The real estate tax; the wage tax; the Local Services tax; the realty transfer tax; the parking tax; the poured alcohol tax; the gross receipts tax; the parking tax; the mechanical devices tax; the amusement tax…
You get the idea: there is a plethora of tax sources available to local government in Pennsylvania. That’s why it is always surprising to hear calls for even more sources of tax revenue, particularly when there is a call for layering more taxes upon the existing ones instead of phasing them out.
Just last week the PA League of Cities and Municipalities called for counties to get an additional 1 percent on the sales tax (except in Allegheny County and Philadelphia, which already have local add-ons) for "easing school property taxes (remember Act 1?) and helping county government and municipalities pay their expenses".

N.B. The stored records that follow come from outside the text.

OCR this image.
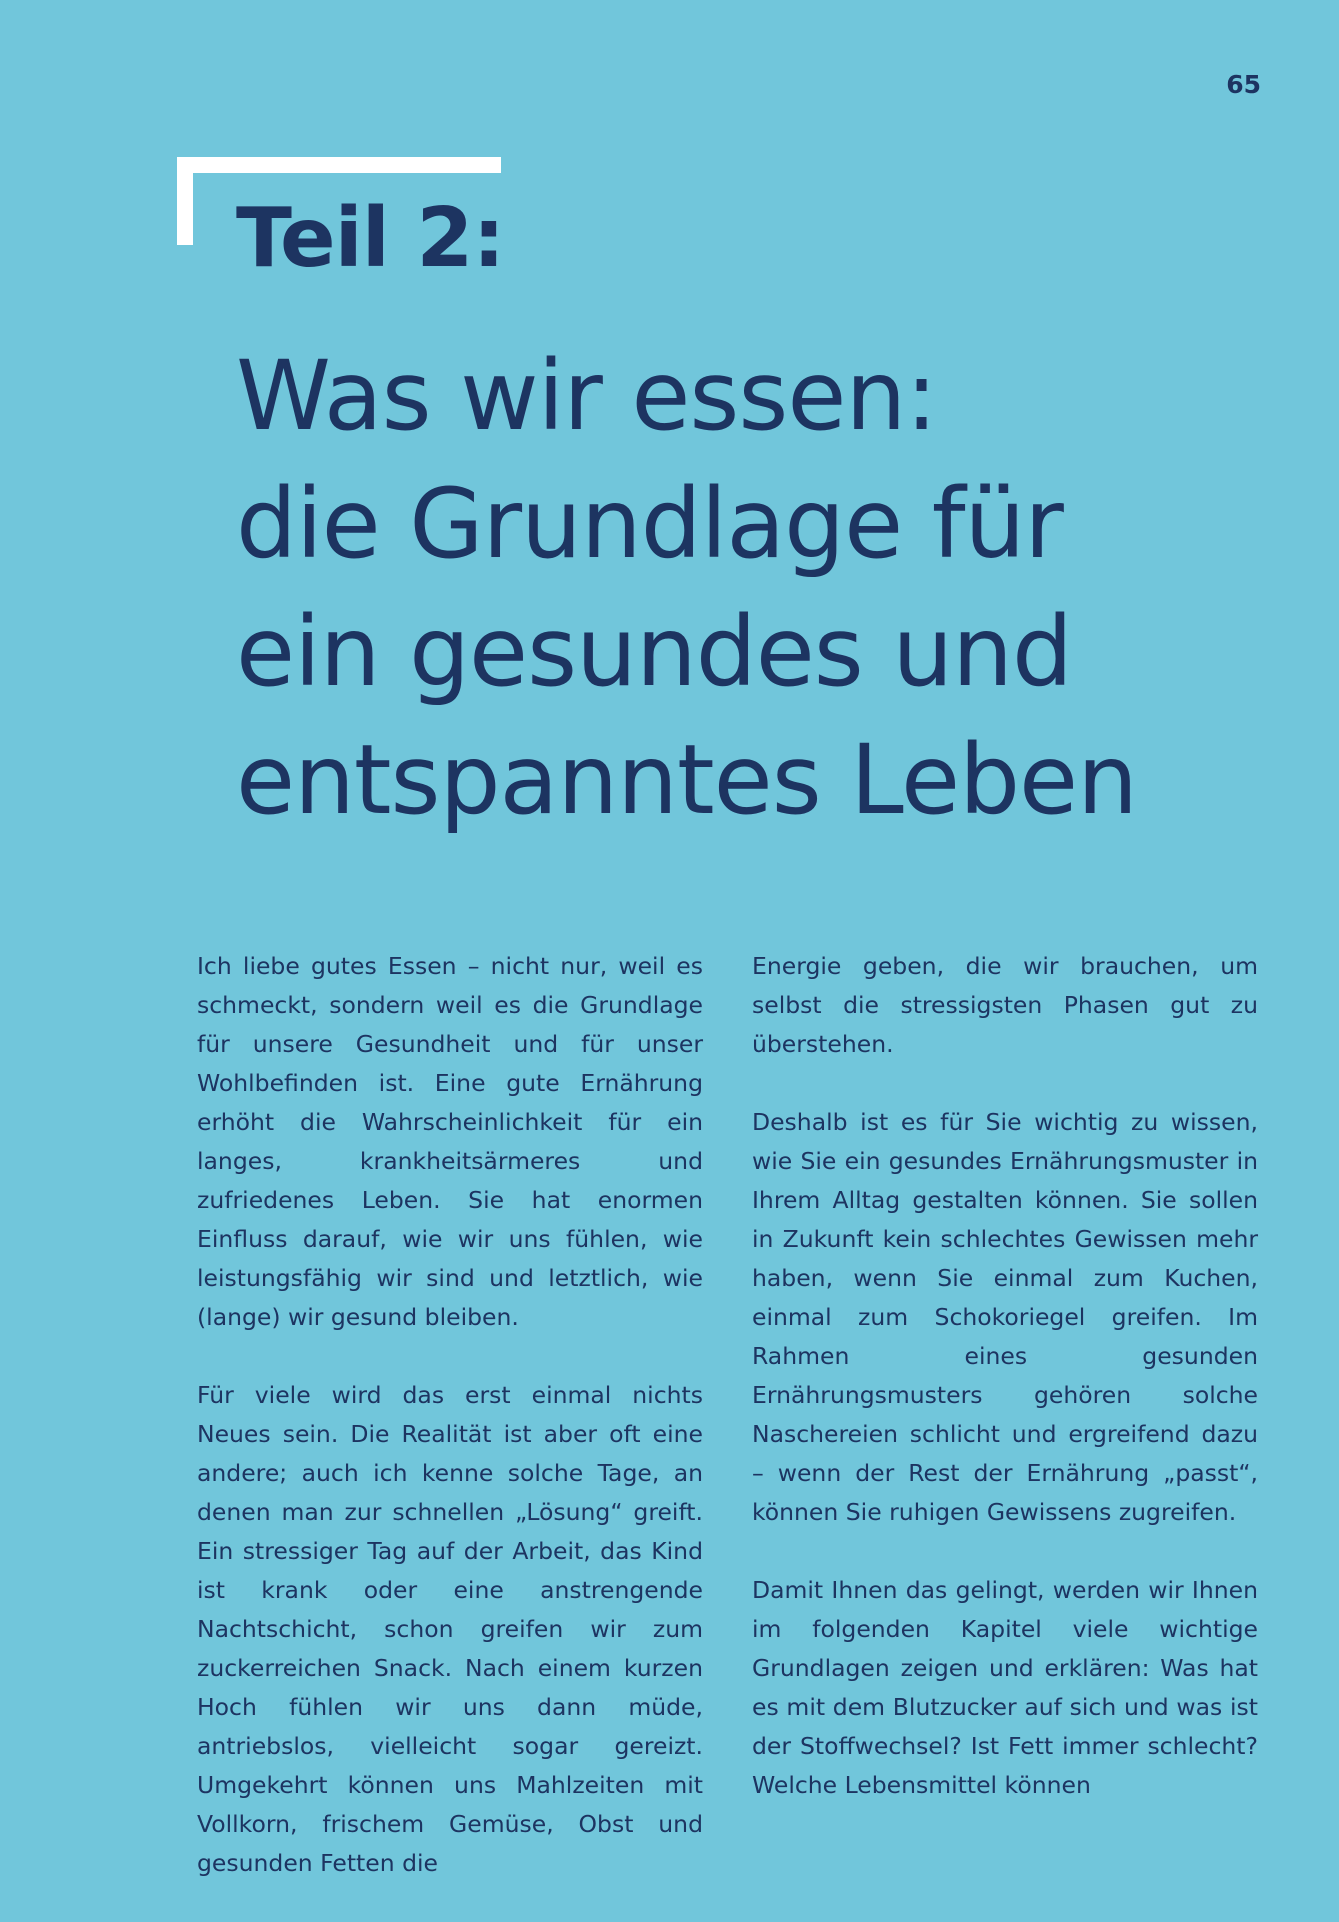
65
Teil 2:
Was wir essen:
die Grundlage für
ein gesundes und
entspanntes Leben

Ich liebe gutes Essen – nicht nur, weil es schmeckt, sondern weil es die Grundlage für unsere Gesundheit und für unser Wohlbefinden ist. Eine gute Ernährung erhöht die Wahrscheinlichkeit für ein langes, krankheitsärmeres und zufriedenes Leben. Sie hat enormen Einfluss darauf, wie wir uns fühlen, wie leistungsfähig wir sind und letztlich, wie (lange) wir gesund bleiben.

Für viele wird das erst einmal nichts Neues sein. Die Realität ist aber oft eine andere; auch ich kenne solche Tage, an denen man zur schnellen „Lösung“ greift. Ein stressiger Tag auf der Arbeit, das Kind ist krank oder eine anstrengende Nachtschicht, schon greifen wir zum zuckerreichen Snack. Nach einem kurzen Hoch fühlen wir uns dann müde, antriebslos, vielleicht sogar gereizt. Umgekehrt können uns Mahlzeiten mit Vollkorn, frischem Gemüse, Obst und gesunden Fetten die

Energie geben, die wir brauchen, um selbst die stressigsten Phasen gut zu überstehen.

Deshalb ist es für Sie wichtig zu wissen, wie Sie ein gesundes Ernährungsmuster in Ihrem Alltag gestalten können. Sie sollen in Zukunft kein schlechtes Gewissen mehr haben, wenn Sie einmal zum Kuchen, einmal zum Schokoriegel greifen. Im Rahmen eines gesunden Ernährungsmusters gehören solche Naschereien schlicht und ergreifend dazu – wenn der Rest der Ernährung „passt“, können Sie ruhigen Gewissens zugreifen.

Damit Ihnen das gelingt, werden wir Ihnen im folgenden Kapitel viele wichtige Grundlagen zeigen und erklären: Was hat es mit dem Blutzucker auf sich und was ist der Stoffwechsel? Ist Fett immer schlecht? Welche Lebensmittel können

Or counties could get a poured alcohol tax like Allegheny County has or, failing those options, the state could just hand out revenue to offset the presence of tax-exempt property (which often generates much of the taxable activity that is captured by one of the many taxes listed above.
Maybe a better option-in light of the massive state budget shortfall, the looming problems with the two statewide pension systems, and the impact of legacy costs at the local level-would be to try and control the spending side of the equation with a spending cap that is tied to inflation and/or population, referenda on tax increases and creation of new tax sources, and a movement to a defined contribution system of pensions for new employees. Otherwise there might not be enough room in the local tax code to list all of those tax sources.
With thirty co-sponsors, a bill introduced by Rep. Paul Costa would ban the imposition of the proposed education privilege tax in Pittsburgh and preclude any other municipality in Pennsylvania from enacting such a levy. The so called “fair share tax” is highly controversial and has enraged students and prompted university officials to mount a serious opposition campaign. And rightly so: as we have pointed out over recent weeks, this tax is one of the worst ideas ever to arise out of Pittsburgh government.